A tal proposito esistono delle analogie sorprendenti tra il mito e i luoghi in questione.

  Secondo la leggenda, infatti Ercole era giunto da quelle parti per soddisfare la decima fatica richiestagli da tale Euristeo e cioè sottrarre al mostro Gerione dei bellissimi buoi. Secondo il mito, Gerione viveva in un luogo chiamato Erizia e tale territorio può essere identificato, in base all’etimologia, con i dintorni di Erice (Eryx ).

  In particolare Gerione viveva in un’isola adiacente denominata Gadhira. Tale nome può essere tradotto dal fenicio in “muro” ma, in semitico, può anche voler dire altre cose; in particolare, in maltese, “Għadira” significa “stagno”. Ebbene, l’isola di Mozia, situata in una laguna davanti al territorio di Erice (TP), il cui nome attuale è Stagnone.

  Una volta, ucciso, dalle tre teste del mostro Gerione sarebbero originate altrettante isole, facilmente identificabile con le tre isole maggiori delle Egadi, situate proprio davanti al promontorio di Erice. Inoltre, secondo Strabone, un oracolo avrebbe ordinato agli abitanti di Tiro di fondare una colonia “alle colonne di Ercole”.

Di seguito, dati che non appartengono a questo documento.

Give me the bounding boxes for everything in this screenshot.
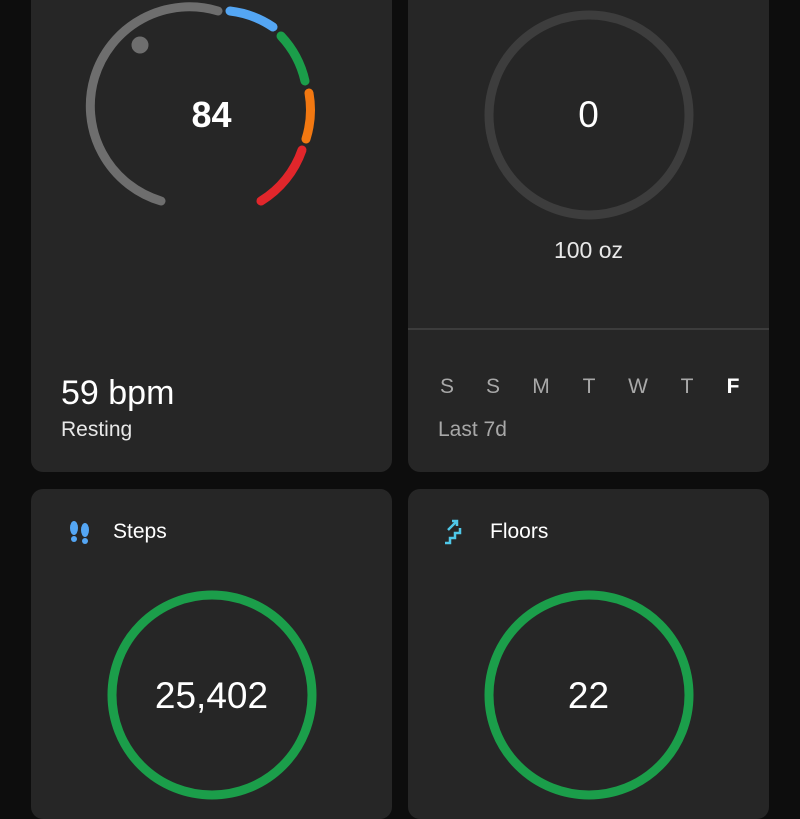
hydration-ring <box>484 10 694 220</box>
floors-value: 22 <box>567 675 610 716</box>
gauge-zone-blue <box>225 6 278 32</box>
day-label: T <box>680 375 694 398</box>
steps-ring <box>107 590 317 800</box>
gauge-zone-green <box>276 31 310 86</box>
gauge-zone-orange <box>301 88 315 144</box>
day-label: T <box>582 375 596 398</box>
steps-header: Steps <box>65 517 167 547</box>
floors-card[interactable]: Floors 22 <box>408 489 769 819</box>
floors-ring-progress <box>484 590 694 800</box>
steps-card[interactable]: Steps 25,402 <box>31 489 392 819</box>
day-label-today: F <box>726 375 740 398</box>
gauge-zone-red <box>256 145 307 206</box>
steps-ring-progress <box>107 590 317 800</box>
period-label: Last 7d <box>438 418 507 441</box>
resting-heart-rate: 59 bpm <box>61 374 175 412</box>
gauge-track <box>85 2 223 206</box>
floors-ring <box>484 590 694 800</box>
footprints-icon <box>65 518 93 546</box>
steps-label: Steps <box>113 520 167 543</box>
gauge-indicator <box>128 33 152 57</box>
heart-rate-card[interactable]: 84 59 bpm Resting <box>31 0 392 472</box>
stairs-icon <box>442 518 470 546</box>
day-label: S <box>485 375 500 398</box>
floors-label: Floors <box>490 520 549 543</box>
heart-rate-gauge <box>85 2 315 206</box>
resting-label: Resting <box>61 418 133 441</box>
hydration-goal: 100 oz <box>553 237 624 263</box>
day-label: M <box>532 375 550 398</box>
day-label: S <box>439 375 454 398</box>
divider <box>408 328 769 330</box>
floors-header: Floors <box>442 517 548 547</box>
weekday-row: S S M T W T F <box>432 375 752 405</box>
hydration-value: 0 <box>578 94 599 135</box>
day-label: W <box>628 375 648 398</box>
hydration-ring-track <box>484 10 694 220</box>
hydration-card[interactable]: 0 100 oz S S M T W T F Last 7d <box>408 0 769 472</box>
steps-value: 25,402 <box>154 675 269 716</box>
current-heart-rate: 84 <box>191 94 232 135</box>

  Il geografo greco si sofferma particolarmente sulle colonne di bronzo del tempio, precisando che recavano importanti iscrizioni e quasi inducendo il lettore a convincersi che fossero proprio queste le “colonne di Ercole”.

  A Mozia, come detto, recenti scavi hanno messo in luce le fondamenta di un importante tempio dei Tirii, che potrebbe essere il tempio di Melkart, con le sue colonne iscritte.

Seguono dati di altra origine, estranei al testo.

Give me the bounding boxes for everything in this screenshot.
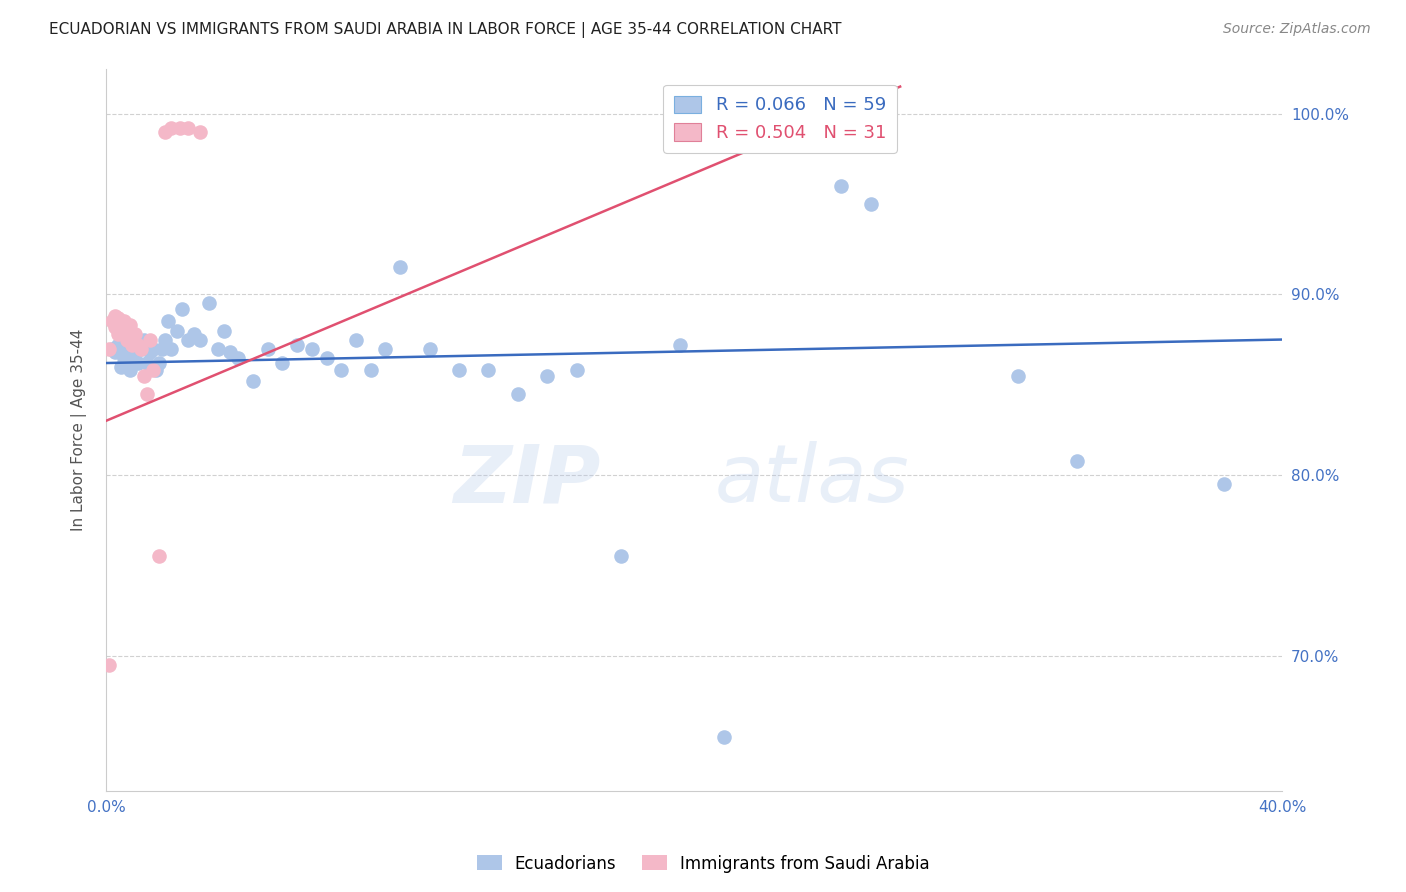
Point	[713, 730, 735, 744]
Point	[115, 342, 138, 356]
Point	[1212, 477, 1234, 491]
Point	[148, 549, 170, 564]
Point	[97, 657, 120, 672]
Text: Source: ZipAtlas.com: Source: ZipAtlas.com	[1223, 22, 1371, 37]
Point	[118, 318, 141, 332]
Point	[285, 338, 308, 352]
Point	[136, 386, 159, 401]
Point	[374, 342, 396, 356]
Point	[153, 333, 176, 347]
Text: atlas: atlas	[714, 442, 910, 519]
Point	[115, 333, 138, 347]
Point	[110, 359, 132, 374]
Point	[97, 342, 120, 356]
Point	[118, 363, 141, 377]
Legend: Ecuadorians, Immigrants from Saudi Arabia: Ecuadorians, Immigrants from Saudi Arabi…	[470, 848, 936, 880]
Point	[565, 363, 588, 377]
Point	[104, 319, 127, 334]
Point	[830, 178, 852, 193]
Point	[188, 125, 211, 139]
Point	[159, 121, 181, 136]
Point	[1066, 453, 1088, 467]
Point	[112, 351, 135, 365]
Point	[124, 345, 146, 359]
Point	[177, 121, 200, 136]
Point	[139, 345, 162, 359]
Point	[145, 363, 167, 377]
Point	[183, 327, 205, 342]
Point	[142, 363, 165, 377]
Point	[129, 342, 152, 356]
Point	[118, 327, 141, 342]
Point	[101, 342, 124, 356]
Point	[198, 296, 221, 310]
Point	[330, 363, 353, 377]
Point	[418, 342, 440, 356]
Point	[389, 260, 412, 275]
Point	[110, 333, 132, 347]
Point	[150, 342, 173, 356]
Point	[609, 549, 631, 564]
Point	[212, 324, 235, 338]
Point	[104, 309, 127, 323]
Point	[360, 363, 382, 377]
Point	[153, 125, 176, 139]
Point	[228, 351, 250, 365]
Point	[156, 314, 179, 328]
Point	[447, 363, 470, 377]
Point	[129, 342, 152, 356]
Point	[859, 197, 882, 211]
Point	[506, 386, 529, 401]
Point	[107, 327, 129, 342]
Point	[107, 318, 129, 332]
Point	[121, 327, 143, 342]
Point	[1007, 368, 1029, 383]
Point	[134, 333, 156, 347]
Point	[112, 324, 135, 338]
Point	[115, 327, 138, 342]
Point	[477, 363, 499, 377]
Point	[127, 338, 149, 352]
Point	[101, 314, 124, 328]
Point	[115, 327, 138, 342]
Point	[107, 310, 129, 325]
Text: ECUADORIAN VS IMMIGRANTS FROM SAUDI ARABIA IN LABOR FORCE | AGE 35-44 CORRELATIO: ECUADORIAN VS IMMIGRANTS FROM SAUDI ARAB…	[49, 22, 842, 38]
Point	[166, 324, 188, 338]
Point	[169, 121, 191, 136]
Point	[107, 338, 129, 352]
Point	[148, 356, 170, 370]
Point	[110, 324, 132, 338]
Point	[159, 342, 181, 356]
Point	[124, 327, 146, 342]
Point	[112, 314, 135, 328]
Point	[134, 368, 156, 383]
Point	[668, 338, 690, 352]
Point	[301, 342, 323, 356]
Point	[271, 356, 294, 370]
Point	[127, 356, 149, 370]
Point	[172, 301, 194, 316]
Point	[207, 342, 229, 356]
Point	[121, 338, 143, 352]
Point	[188, 333, 211, 347]
Point	[315, 351, 337, 365]
Point	[242, 374, 264, 388]
Point	[104, 345, 127, 359]
Point	[139, 333, 162, 347]
Point	[110, 314, 132, 328]
Point	[344, 333, 367, 347]
Point	[142, 342, 165, 356]
Point	[177, 333, 200, 347]
Point	[218, 345, 240, 359]
Legend: R = 0.066   N = 59, R = 0.504   N = 31: R = 0.066 N = 59, R = 0.504 N = 31	[664, 85, 897, 153]
Text: ZIP: ZIP	[453, 442, 600, 519]
Point	[536, 368, 558, 383]
Point	[124, 338, 146, 352]
Point	[256, 342, 278, 356]
Y-axis label: In Labor Force | Age 35-44: In Labor Force | Age 35-44	[72, 328, 87, 531]
Point	[136, 356, 159, 370]
Point	[121, 356, 143, 370]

  Se, come sembra, le colonne di Ercole erano poste a Mozia e non a Gibilterra, anche la mitica Tartesso può essere identificata con la Tharros, poi rifondata dai Fenici di Tiro e i loro precedenti abitatori, i Tursha, possono essere identificati, oltre che con i Tirreni, anche con i Tartessi.

  Come nella mitica Tartesso, infatti, nei dintorni di Tharros sono situate importanti miniere di argento, tanto che ancor oggi una cittadina a una cinquantina di chilometri in linea d’aria è chiamata Argentiera.